Community service learning offers students the chance to interact with people they might not otherwise meet. Administrators at Cape Breton University have thought about this, too. “When I came here, in 2003, there were 10 international students,” Harker says. Today, there are about 400, from 43 different countries. “We’ve deliberately tried to internationalize so our students from the area will encounter people from other countries,” he says. “That will get them to start thinking somewhat differently.” CBU, which has a satellite campus in Cairo, is still very much focused on serving the community around it. It was the first university in Canada to hold a formal, degree-granting convocation at a First Nations community, since CBU runs degree programs in Aboriginal communities. “We’ve got more Aboriginal students than any university east of Montreal,” he says.

Today, many “get their undergraduate degrees and don’t have anything they can use for employment,” he says, so they enrol in college afterwards to learn practical skills. This works fine for those who can afford a trip to university and then to college, but for others, it “doesn’t make sense.” For students looking for real-world prep, there are some new options. The University of Ontario Institute of Technology (UOIT), which welcomed its first students in 2003, is the first “laptop-based university” in Ontario. (Every student has one to access course materials, make presentations and communicate with faculty.) “Our central purpose is very specific: to provide career-oriented education,” says president Ron Bordessa. Smith agrees there are pockets of change across the country, and promising signs. But if preparing students for life after university is a teacher’s ultimate role, he feels we’ve still a long way to go.

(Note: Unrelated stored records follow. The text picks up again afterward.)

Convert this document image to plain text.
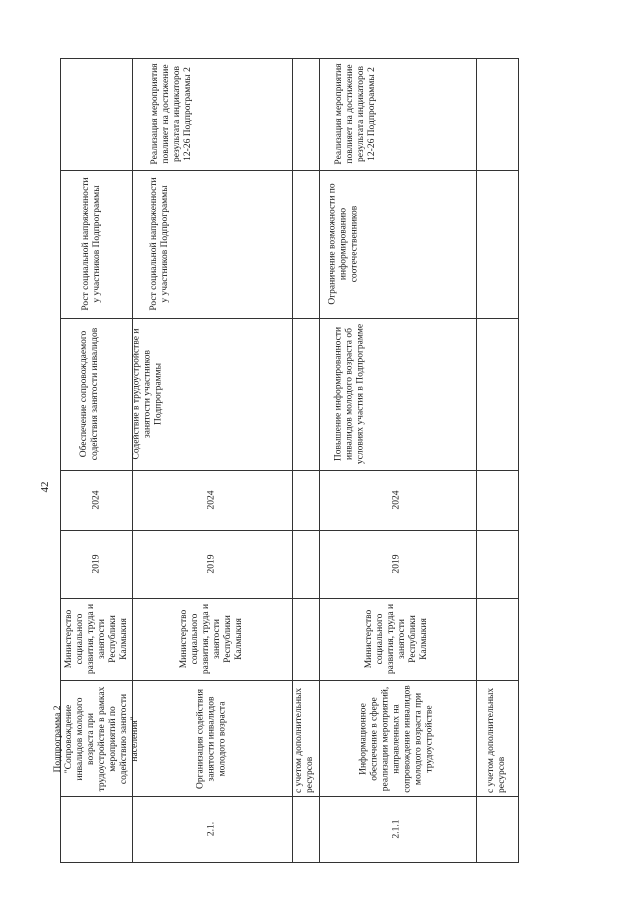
42
Подпрограмма 2 "Сопровождение инвалидов молодого возраста при трудоустройстве в рамках мероприятий по содействию занятости населения"
Министерство социального развития, труда и занятости Республики Калмыкия
2019
2024
Обеспечение сопровождаемого содействия занятости инвалидов
Рост социальной напряженности у участников Подпрограммы
2.1.
Организация содействия занятости инвалидов молодого возраста
Министерство социального развития, труда и занятости Республики Калмыкия
2019
2024
Содействие в трудоустройстве и занятости участников Подпрограммы
Рост социальной напряженности у участников Подпрограммы
Реализация мероприятия повлияет на достижение результата индикаторов 12-26 Подпрограммы 2
с учетом дополнительных ресурсов
2.1.1
Информационное обеспечение в сфере реализации мероприятий, направленных на сопровождение инвалидов молодого возраста при трудоустройстве
Министерство социального развития, труда и занятости Республики Калмыкия
2019
2024
Повышение информированности инвалидов молодого возраста об условиях участия в Подпрограмме
Ограничение возможности по информированию соотечественников
Реализация мероприятия повлияет на достижение результата индикаторов 12-26 Подпрограммы 2
с учетом дополнительных ресурсов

Melissa Mendes, a 20-year-old student at the University of Guelph-Humber in Toronto, agrees. Accepted at all five universities where she applied, she enrolled in media studies at Guelph-Humber, a joint effort of the university and college, which opened in 2002. Unlike the other programs, Guelph-Humber offered a chance to graduate with a university degree and a diploma, something that would typically take an extra trip to college to do. After four years, she’ll have a bachelor of applied arts and a diploma in mass communications, learning the finer points of media theory, or how to bang out a press release in 20 minutes.

The Guelph-Humber collaboration has been a runaway success, with applications exceeding all expectations; there’s now talk of expansion. University watchers might not be surprised to hear that Smith is one of its biggest supporters. Mendes, too. “I feel more prepared,” she says, “for the real world.”